Penemuan inang bagi serangga bukan merupakan hal yang mudah (Schoonhoven, van Loon, and Dicke 2005). Namun Dieckman et al. (2002) menyatakan bahwa serangga terutama anggota dari kelompok Hemiptera dan Homoptera bila telah menemukan inang yang sesuai maka akan berkembang dengan cepat dan menjadi ancaman bagi tanaman hutan dan ekosistemnya. Hal ini terjadi pada kutulilin pinus yang menyerang P. merkusii. Dampak serangan cukup mengkhawatirkan dengan penyebaran yang cukup cepat. Iriando (2011) mendapatkan bahwa ada perbedaan jumlah populasi dan konsentrasi serangan dari masing-masing tingkat serangan, bahwa jumlah maupun konsentrasi tertinggi ada pada bagian pucuk pohon.

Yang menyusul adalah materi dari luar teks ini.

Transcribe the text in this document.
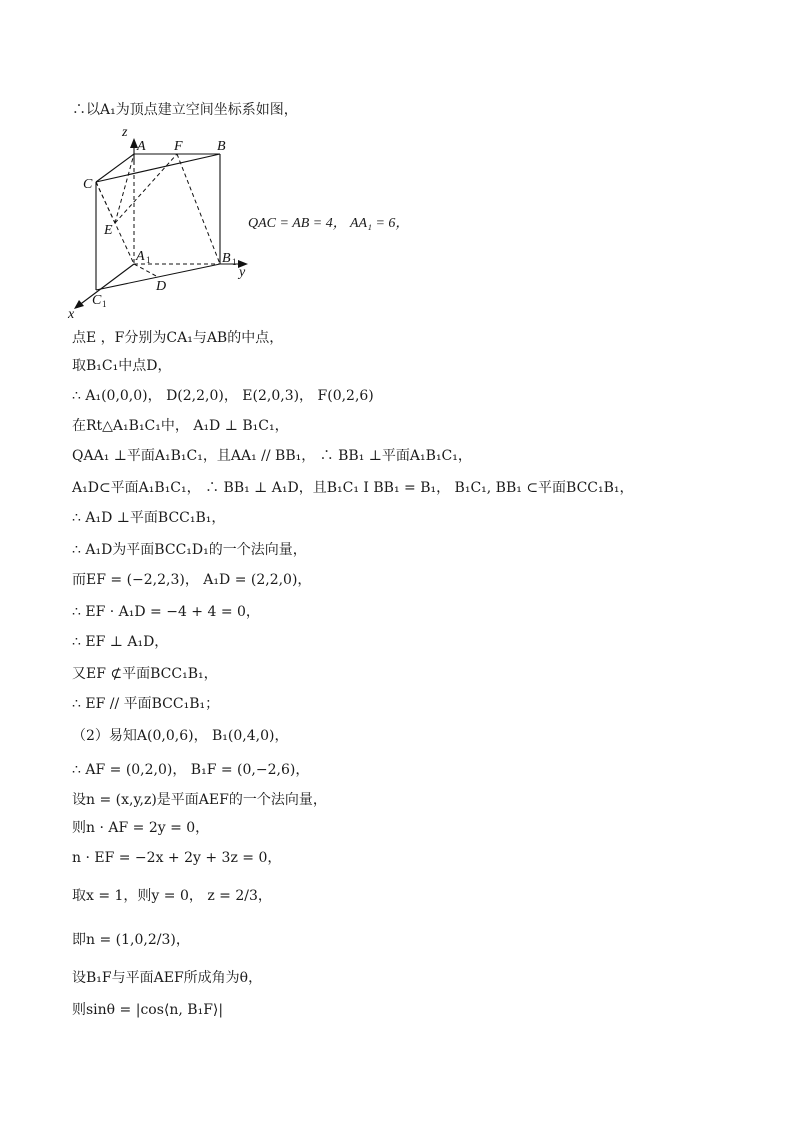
∴以A₁为顶点建立空间坐标系如图，
z
A F B
C
E
A 1	B 1
y
D
C 1
x
QAC = AB = 4， AA₁ = 6，
点E ，F分别为CA₁与AB的中点，
取B₁C₁中点D，
∴ A₁(0,0,0)， D(2,2,0)， E(2,0,3)， F(0,2,6)
在Rt△A₁B₁C₁中， A₁D ⊥ B₁C₁，
QAA₁ ⊥平面A₁B₁C₁，且AA₁ // BB₁， ∴ BB₁ ⊥平面A₁B₁C₁，
A₁D⊂平面A₁B₁C₁， ∴ BB₁ ⊥ A₁D，且B₁C₁ I BB₁ = B₁， B₁C₁, BB₁ ⊂平面BCC₁B₁，
∴ A₁D ⊥平面BCC₁B₁，
∴ A₁D为平面BCC₁D₁的一个法向量，
而EF = (−2,2,3)， A₁D = (2,2,0)，
∴ EF · A₁D = −4 + 4 = 0，
∴ EF ⊥ A₁D，
又EF ⊄平面BCC₁B₁，
∴ EF // 平面BCC₁B₁；
（2）易知A(0,0,6)， B₁(0,4,0)，
∴ AF = (0,2,0)， B₁F = (0,−2,6)，
设n = (x,y,z)是平面AEF的一个法向量，
则n · AF = 2y = 0，
n · EF = −2x + 2y + 3z = 0，
取x = 1，则y = 0， z = 2/3，
即n = (1,0,2/3)，
设B₁F与平面AEF所成角为θ，
则sinθ = |cos⟨n, B₁F⟩|
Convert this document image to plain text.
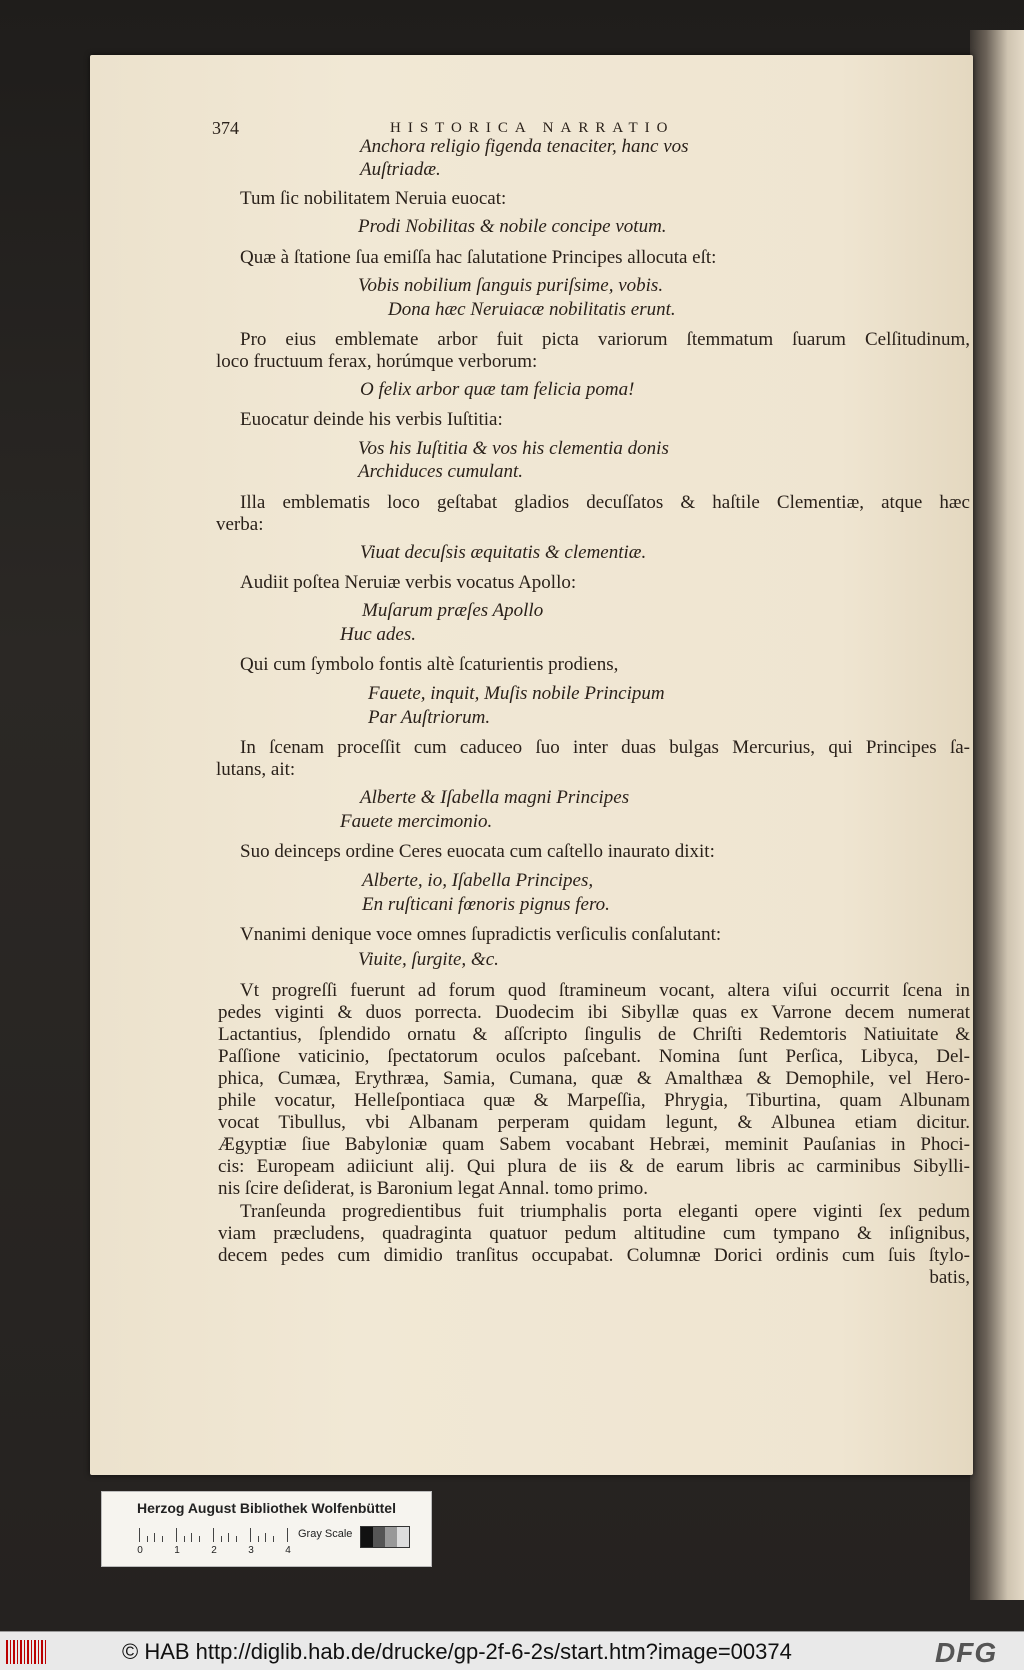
374	HISTORICA NARRATIO
Anchora religio figenda tenaciter, hanc vos
Auſtriadæ.
Tum ſic nobilitatem Neruia euocat:
Prodi Nobilitas & nobile concipe votum.
Quæ à ſtatione ſua emiſſa hac ſalutatione Principes allocuta eſt:
Vobis nobilium ſanguis puriſsime, vobis.
Dona hæc Neruiacæ nobilitatis erunt.
Pro eius emblemate arbor fuit picta variorum ſtemmatum ſuarum Celſitudinum,
loco fructuum ferax, horúmque verborum:
O felix arbor quæ tam felicia poma!
Euocatur deinde his verbis Iuſtitia:
Vos his Iuſtitia & vos his clementia donis
Archiduces cumulant.
Illa emblematis loco geſtabat gladios decuſſatos & haſtile Clementiæ, atque hæc
verba:
Viuat decuſsis æquitatis & clementiæ.
Audiit poſtea Neruiæ verbis vocatus Apollo:
Muſarum præſes Apollo
Huc ades.
Qui cum ſymbolo fontis altè ſcaturientis prodiens,
Fauete, inquit, Muſis nobile Principum
Par Auſtriorum.
In ſcenam proceſſit cum caduceo ſuo inter duas bulgas Mercurius, qui Principes ſa-
lutans, ait:
Alberte & Iſabella magni Principes
Fauete mercimonio.
Suo deinceps ordine Ceres euocata cum caſtello inaurato dixit:
Alberte, io, Iſabella Principes,
En ruſticani fœnoris pignus fero.
Vnanimi denique voce omnes ſupradictis verſiculis conſalutant:
Viuite, ſurgite, &c.
Vt progreſſi fuerunt ad forum quod ſtramineum vocant, altera viſui occurrit ſcena in
pedes viginti & duos porrecta. Duodecim ibi Sibyllæ quas ex Varrone decem numerat
Lactantius, ſplendido ornatu & aſſcripto ſingulis de Chriſti Redemtoris Natiuitate &
Paſſione vaticinio, ſpectatorum oculos paſcebant. Nomina ſunt Perſica, Libyca, Del-
phica, Cumæa, Erythræa, Samia, Cumana, quæ & Amalthæa & Demophile, vel Hero-
phile vocatur, Helleſpontiaca quæ & Marpeſſia, Phrygia, Tiburtina, quam Albunam
vocat Tibullus, vbi Albanam perperam quidam legunt, & Albunea etiam dicitur.
Ægyptiæ ſiue Babyloniæ quam Sabem vocabant Hebræi, meminit Pauſanias in Phoci-
cis: Europeam adiiciunt alij. Qui plura de iis & de earum libris ac carminibus Sibylli-
nis ſcire deſiderat, is Baronium legat Annal. tomo primo.
Tranſeunda progredientibus fuit triumphalis porta eleganti opere viginti ſex pedum
viam præcludens, quadraginta quatuor pedum altitudine cum tympano & inſignibus,
decem pedes cum dimidio tranſitus occupabat. Columnæ Dorici ordinis cum ſuis ſtylo-
batis,
Herzog August Bibliothek Wolfenbüttel
0	1	2	3	4
Gray Scale
© HAB http://diglib.hab.de/drucke/gp-2f-6-2s/start.htm?image=00374	DFG
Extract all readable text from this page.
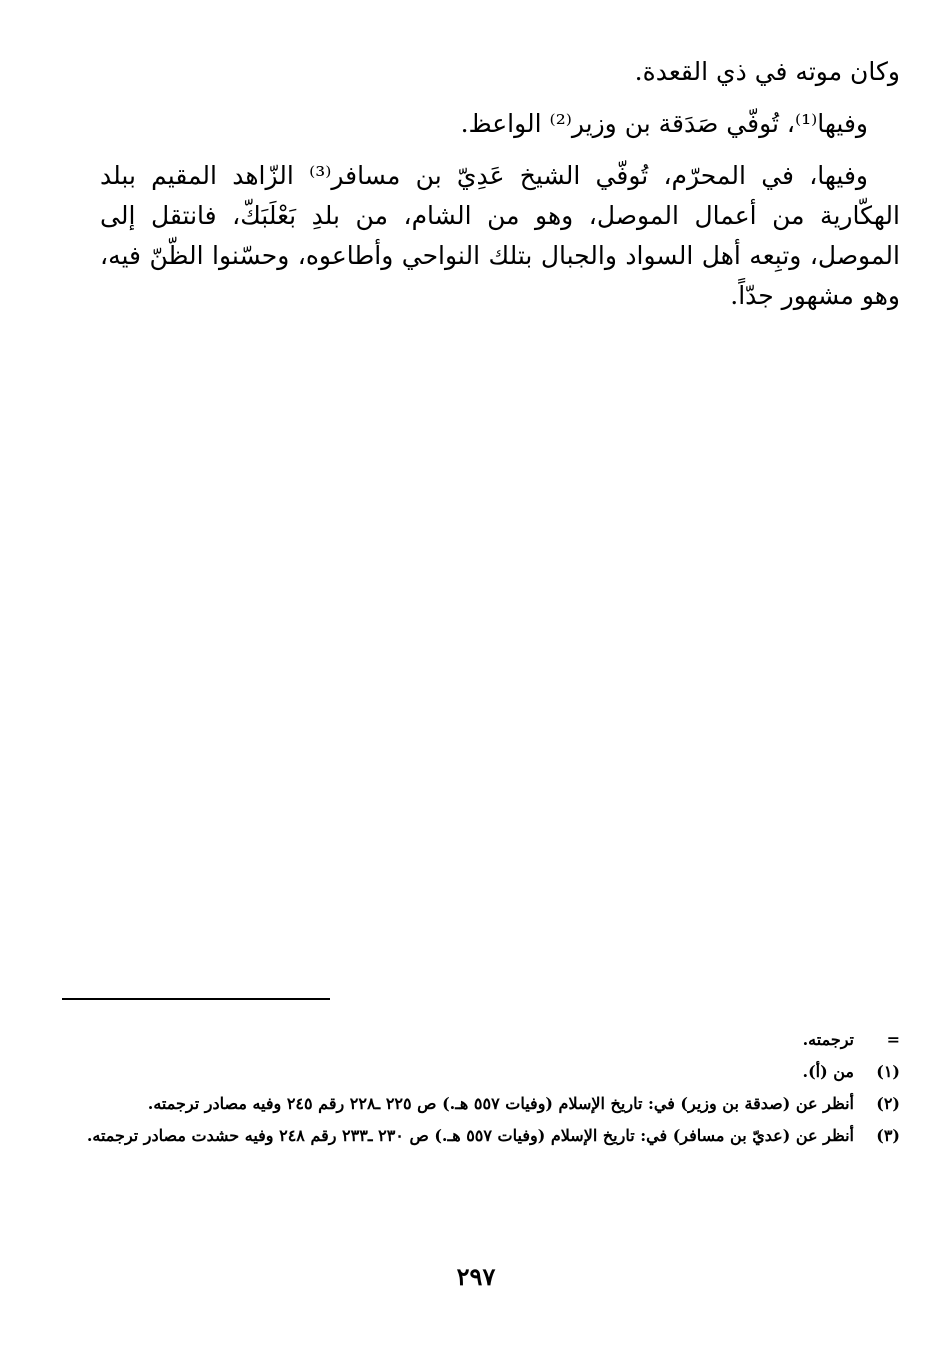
وكان موته في ذي القعدة.

وفيها⁽¹⁾، تُوفّي صَدَقة بن وزير⁽²⁾ الواعظ.

وفيها، في المحرّم، تُوفّي الشيخ عَدِيّ بن مسافر⁽³⁾ الزّاهد المقيم ببلد الهكّارية من أعمال الموصل، وهو من الشام، من بلدِ بَعْلَبَكّ، فانتقل إلى الموصل، وتبِعه أهل السواد والجبال بتلك النواحي وأطاعوه، وحسّنوا الظّنّ فيه، وهو مشهور جدّاً.

=
ترجمته.
(١)
من (أ).
(٢)
أنظر عن (صدقة بن وزير) في: تاريخ الإسلام (وفيات ٥٥٧ هـ.) ص ٢٢٥ ـ٢٢٨ رقم ٢٤٥ وفيه مصادر ترجمته.
(٣)
أنظر عن (عديّ بن مسافر) في: تاريخ الإسلام (وفيات ٥٥٧ هـ.) ص ٢٣٠ ـ٢٣٣ رقم ٢٤٨ وفيه حشدت مصادر ترجمته.
٢٩٧
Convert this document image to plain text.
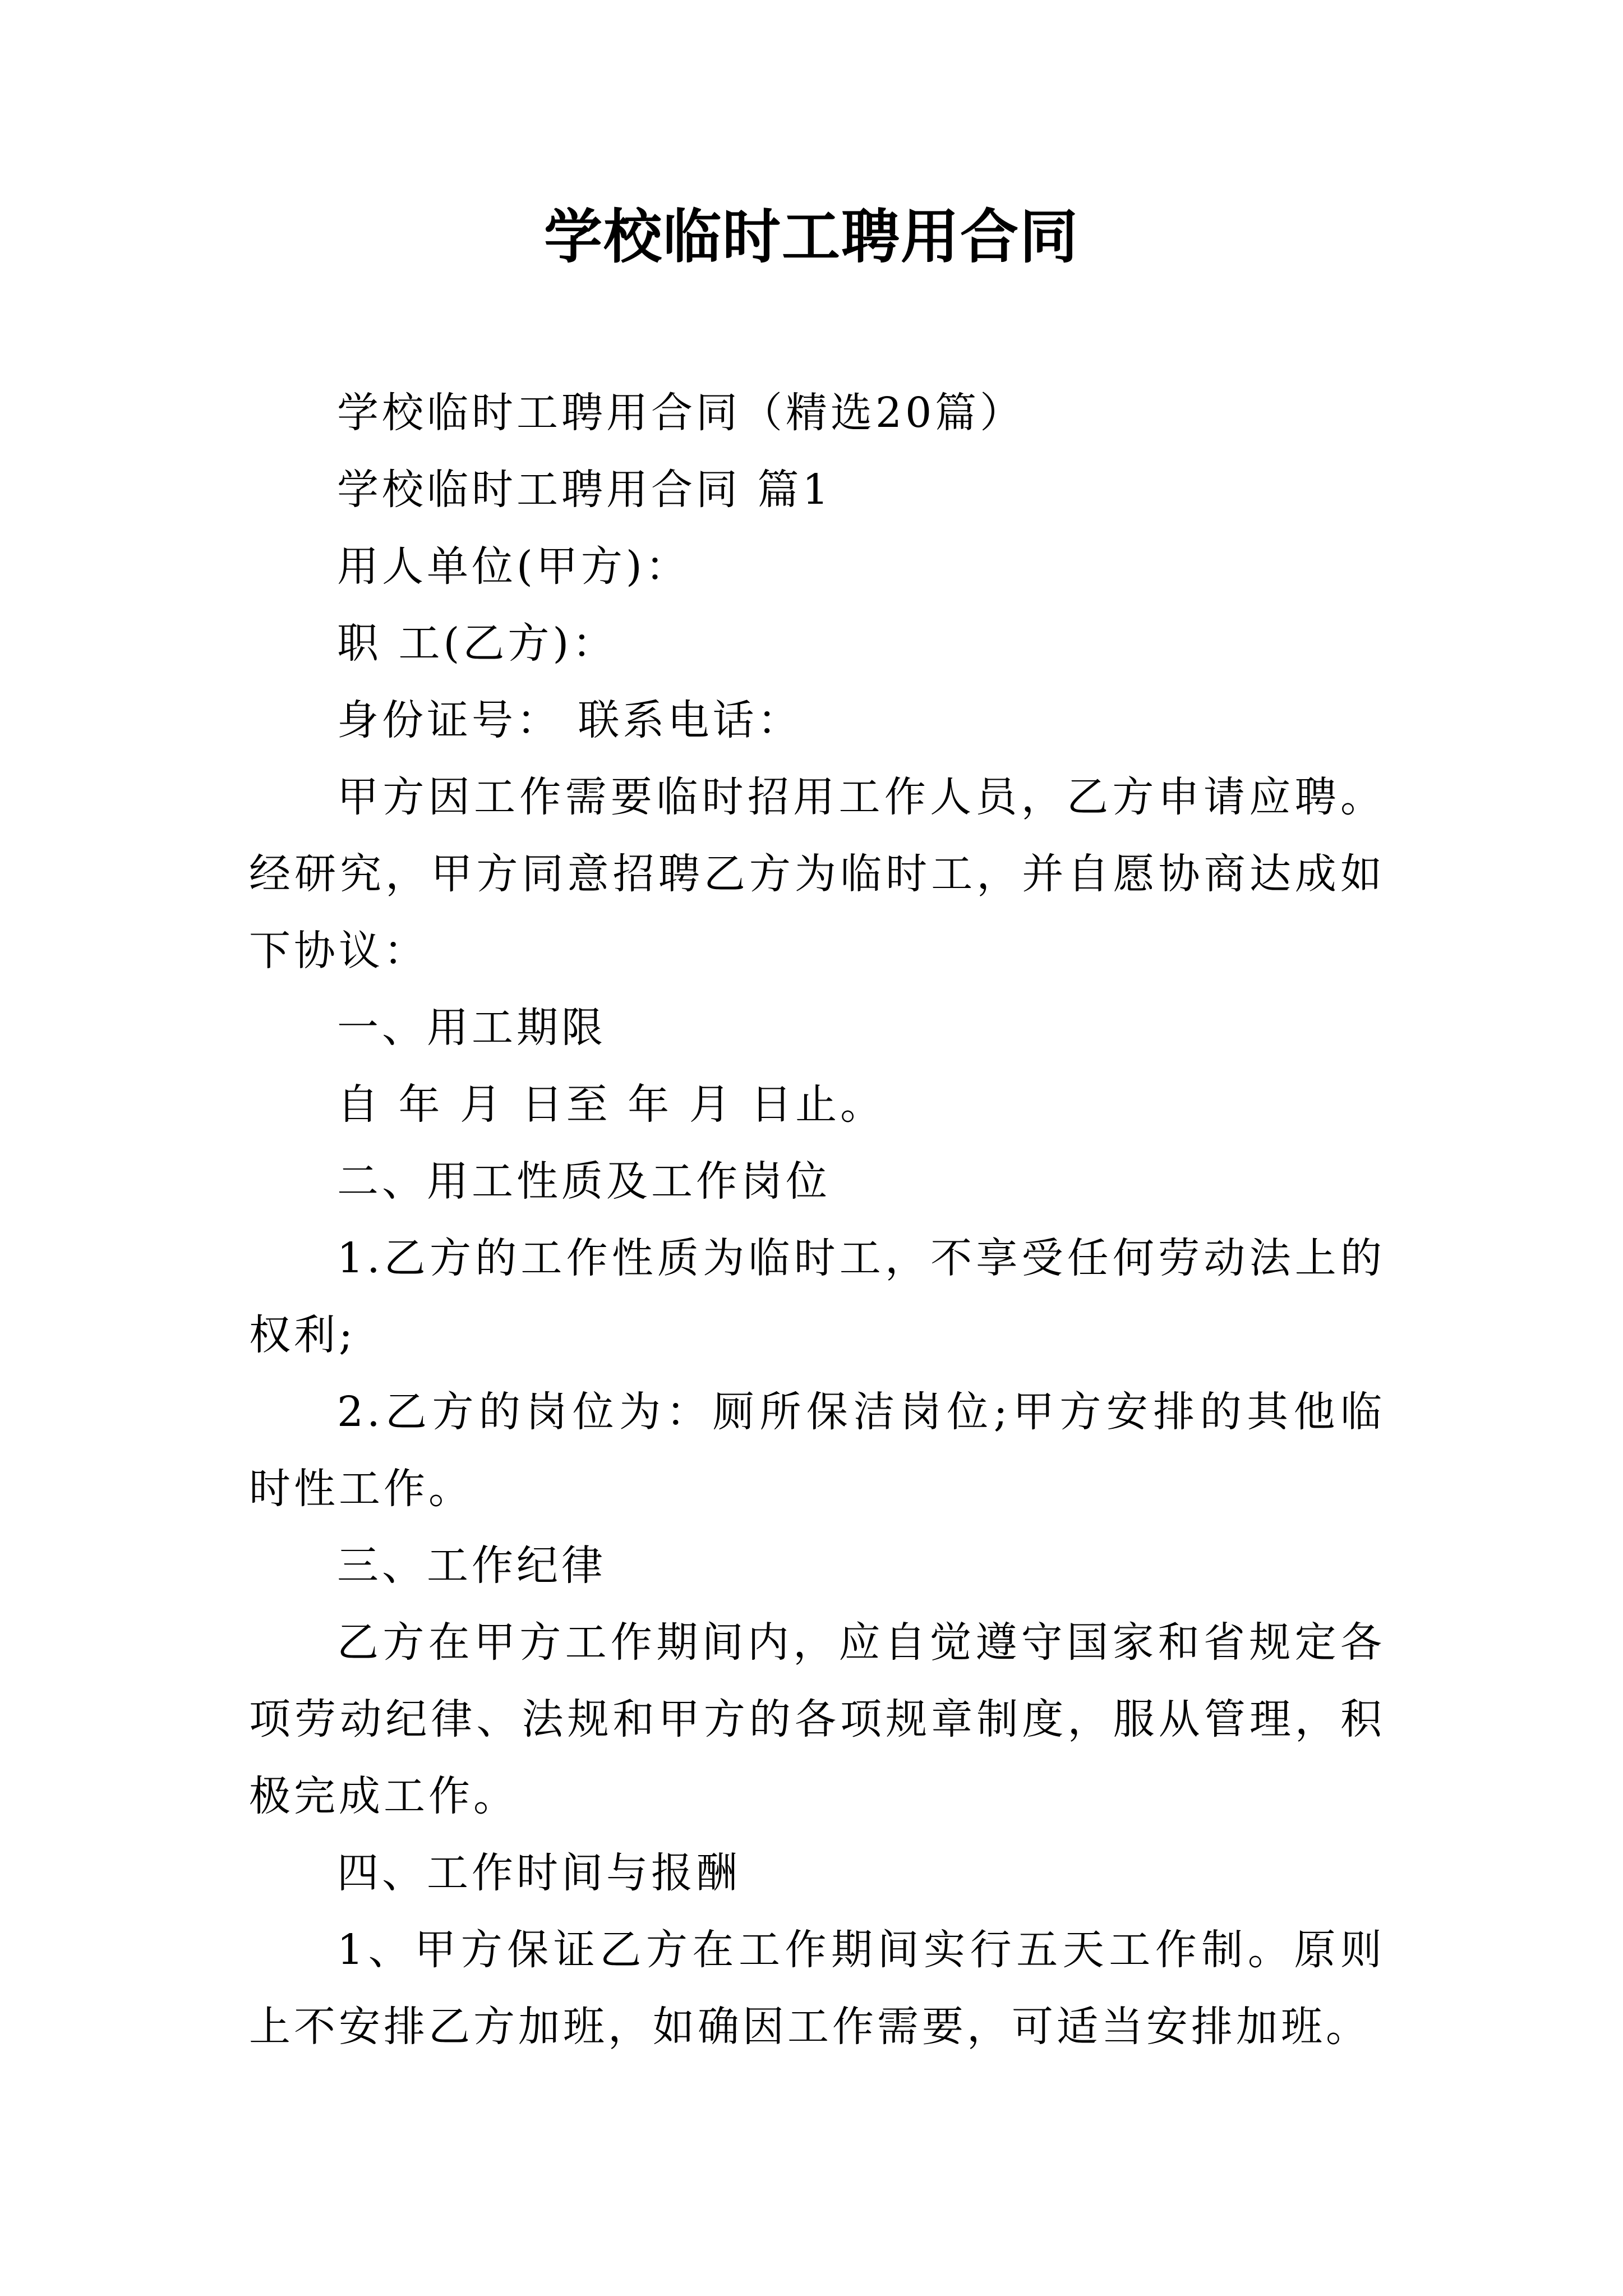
学校临时工聘用合同

学校临时工聘用合同（精选20篇）

学校临时工聘用合同 篇1

用人单位(甲方)：

职 工(乙方)：

身份证号： 联系电话：

甲方因工作需要临时招用工作人员，乙方申请应聘。经研究，甲方同意招聘乙方为临时工，并自愿协商达成如下协议：

一、用工期限

自 年 月 日至 年 月 日止。

二、用工性质及工作岗位

1.乙方的工作性质为临时工，不享受任何劳动法上的权利;

2.乙方的岗位为：厕所保洁岗位;甲方安排的其他临时性工作。

三、工作纪律

乙方在甲方工作期间内，应自觉遵守国家和省规定各项劳动纪律、法规和甲方的各项规章制度，服从管理，积极完成工作。

四、工作时间与报酬

1、甲方保证乙方在工作期间实行五天工作制。原则上不安排乙方加班，如确因工作需要，可适当安排加班。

P. boerneri (Hemiptera; Adelgidae) ditemukan menyerang pertama kali pada tahun 1997 terus menyebar dan pada tahun 2009 sudah menyerang >6500 ha tegakan pinus di P. Jawa khususnya P. merkusii yang merupakan tanaman asli Indonesia (belum ditemukan serangan kutulilin pinus pada jenis lain yang di Indonesia merupakan jenis asing misalnya P. oocarpa, P. caribea). Bila dilihat penampakan luar terdapat perbedaan pada tampilan kulit, kulit P. merkusii lebih kasar dan berlekuk-lekuk. Kondisi ini menurut Coulson and Witter (1984) merupakan kondisi yang disenangi oleh hama ini, yang pada dasarnya merupakan kondisi dimana serangga akan lebih mudah menghindar dari faktor pengganggu maupun perubahan cuaca.